Kermadec megapode

Scientific classification
- Domain: Eukaryota
- Kingdom: Animalia
- Phylum: Chordata
- Class: Aves
- Order: Galliformes
- Family: Megapodiidae
- Genus: Megapodius
- Species: †M. 'Raoul Island'
- Binomial name: †Megapodius 'Raoul Island'

= Kermadec megapode =

The Kermadec megapode, also known as the Raoul Island scrubfowl (Megapodius sp. nov. 'Raoul Island'), was a population of land fowl that inhabited Raoul Island of the Kermadec Islands in New Zealand. There is disagreement in whether the Kermadec megapode was a unique species or simply an isolated population of another species of megapode. It is said to have gone extinct in 1876 due to a volcanic eruption on the island. The population may have gone extinct due to factors other than the eruption, such as the introduction of mammalian predators or overhunting by humans.
Extinct population of megapode on the Kermadec Islands

== Description and habitat ==
Like all megapodes, the species would have had large feet with sharp claws, as they were ground nesting terrestrials. Megapodes are also characterised by their short beaks, large wings, and small heads. The bird was described as an omnivore that primarily inhabited forests on the floor of the Raoul caldera, the island's crater. They laid eggs in "mounds of sand and decayed leaves" around 1 m in height. According to a former resident of the island named Johnson, their habitat was covered in mud during the volcanic eruption, killing the species.

== Points for its uniqueness ==
Knowledge of this species' existence is based on an account from New Zealand botanist Thomas Cheeseman, who included a unique megapode in his list of Raoul Island birds based on a report by Johnson. In 2000, the humerus of a different species described by Johnson was confirmed to have been discovered at an archaeological site on Raoul Island, which may add credibility to his claims regarding local wildlife during his settlement on the island. It is possible that an unidentified species of megapode was brought to the island by Polynesian explorers, before the species went extinct everywhere but the Kermadec Islands.

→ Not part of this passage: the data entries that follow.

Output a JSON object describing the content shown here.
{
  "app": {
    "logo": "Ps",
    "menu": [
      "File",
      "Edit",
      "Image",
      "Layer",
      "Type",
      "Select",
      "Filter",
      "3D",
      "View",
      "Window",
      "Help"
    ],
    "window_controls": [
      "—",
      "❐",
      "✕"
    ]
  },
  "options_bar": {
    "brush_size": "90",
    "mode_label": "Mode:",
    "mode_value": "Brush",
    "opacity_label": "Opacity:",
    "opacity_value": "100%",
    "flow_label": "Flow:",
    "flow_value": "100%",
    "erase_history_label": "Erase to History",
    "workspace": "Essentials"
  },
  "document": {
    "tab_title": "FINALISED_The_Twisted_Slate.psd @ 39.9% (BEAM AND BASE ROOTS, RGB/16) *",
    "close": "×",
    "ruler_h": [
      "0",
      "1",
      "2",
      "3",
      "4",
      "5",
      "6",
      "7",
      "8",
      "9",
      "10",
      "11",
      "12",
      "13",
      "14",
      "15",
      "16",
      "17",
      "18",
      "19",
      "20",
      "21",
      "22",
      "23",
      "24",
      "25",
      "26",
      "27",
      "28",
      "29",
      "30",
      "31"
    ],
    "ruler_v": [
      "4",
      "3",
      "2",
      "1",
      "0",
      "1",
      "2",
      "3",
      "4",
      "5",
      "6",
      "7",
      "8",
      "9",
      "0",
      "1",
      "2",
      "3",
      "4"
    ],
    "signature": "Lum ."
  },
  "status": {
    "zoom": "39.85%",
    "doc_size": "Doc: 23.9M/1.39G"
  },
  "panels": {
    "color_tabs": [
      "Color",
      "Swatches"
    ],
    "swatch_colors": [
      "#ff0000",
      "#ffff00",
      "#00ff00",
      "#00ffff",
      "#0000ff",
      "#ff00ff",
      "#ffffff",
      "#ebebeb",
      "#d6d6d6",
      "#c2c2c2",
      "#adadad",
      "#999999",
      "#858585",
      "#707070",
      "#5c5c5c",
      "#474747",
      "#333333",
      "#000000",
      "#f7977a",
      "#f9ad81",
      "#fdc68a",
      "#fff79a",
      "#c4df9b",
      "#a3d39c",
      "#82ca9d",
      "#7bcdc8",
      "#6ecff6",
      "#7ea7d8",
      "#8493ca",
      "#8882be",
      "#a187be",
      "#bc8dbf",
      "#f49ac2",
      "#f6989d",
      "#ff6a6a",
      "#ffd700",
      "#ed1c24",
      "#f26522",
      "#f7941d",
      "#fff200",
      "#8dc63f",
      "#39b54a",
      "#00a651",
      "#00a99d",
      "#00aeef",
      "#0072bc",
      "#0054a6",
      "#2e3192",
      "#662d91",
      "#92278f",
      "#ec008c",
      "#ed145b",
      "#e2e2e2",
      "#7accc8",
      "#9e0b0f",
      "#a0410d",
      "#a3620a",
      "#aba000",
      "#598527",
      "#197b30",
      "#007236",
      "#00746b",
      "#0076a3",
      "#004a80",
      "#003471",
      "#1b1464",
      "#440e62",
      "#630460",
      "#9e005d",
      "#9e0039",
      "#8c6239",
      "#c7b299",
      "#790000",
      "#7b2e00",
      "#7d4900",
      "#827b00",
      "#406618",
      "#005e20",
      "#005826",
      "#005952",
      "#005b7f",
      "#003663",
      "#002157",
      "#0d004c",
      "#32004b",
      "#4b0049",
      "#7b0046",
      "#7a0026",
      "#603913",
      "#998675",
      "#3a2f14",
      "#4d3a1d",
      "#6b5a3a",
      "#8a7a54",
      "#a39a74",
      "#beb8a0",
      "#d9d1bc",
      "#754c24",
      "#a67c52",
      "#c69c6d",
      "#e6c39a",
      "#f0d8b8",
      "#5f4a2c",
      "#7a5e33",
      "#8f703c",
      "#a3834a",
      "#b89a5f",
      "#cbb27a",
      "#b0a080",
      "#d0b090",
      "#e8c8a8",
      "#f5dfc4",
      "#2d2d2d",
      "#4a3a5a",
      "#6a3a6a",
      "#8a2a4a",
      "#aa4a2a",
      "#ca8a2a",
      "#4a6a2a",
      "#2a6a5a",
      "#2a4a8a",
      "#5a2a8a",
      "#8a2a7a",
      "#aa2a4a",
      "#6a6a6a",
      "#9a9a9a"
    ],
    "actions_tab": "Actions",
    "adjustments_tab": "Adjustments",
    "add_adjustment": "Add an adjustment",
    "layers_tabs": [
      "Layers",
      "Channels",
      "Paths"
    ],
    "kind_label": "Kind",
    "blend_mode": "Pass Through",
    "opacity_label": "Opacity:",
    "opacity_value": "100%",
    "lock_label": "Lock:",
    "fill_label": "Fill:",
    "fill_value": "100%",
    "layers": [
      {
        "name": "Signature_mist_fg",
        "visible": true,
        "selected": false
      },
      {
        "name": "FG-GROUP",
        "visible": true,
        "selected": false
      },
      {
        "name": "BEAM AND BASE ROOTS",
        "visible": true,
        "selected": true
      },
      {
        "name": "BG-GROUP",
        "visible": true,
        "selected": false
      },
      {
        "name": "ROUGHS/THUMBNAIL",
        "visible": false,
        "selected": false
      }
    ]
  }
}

== Points against its uniqueness ==
There are no whole or partial specimens for biologists to analyse in order to determine the uniqueness of the megapodes found on the island. Considering the island's volcanic history, it is unlikely that an endemic species of bird would have developed or migrated to live only on the island in the 5000 years between the 1876 eruption and the one prior. The lack of other terrestrial endemic species on the Kermadec Islands suggests that the Kermadec megapode was unlikely to have been an endemic taxon, but instead a population of another extinct Polynesian species within the Megapodius genus.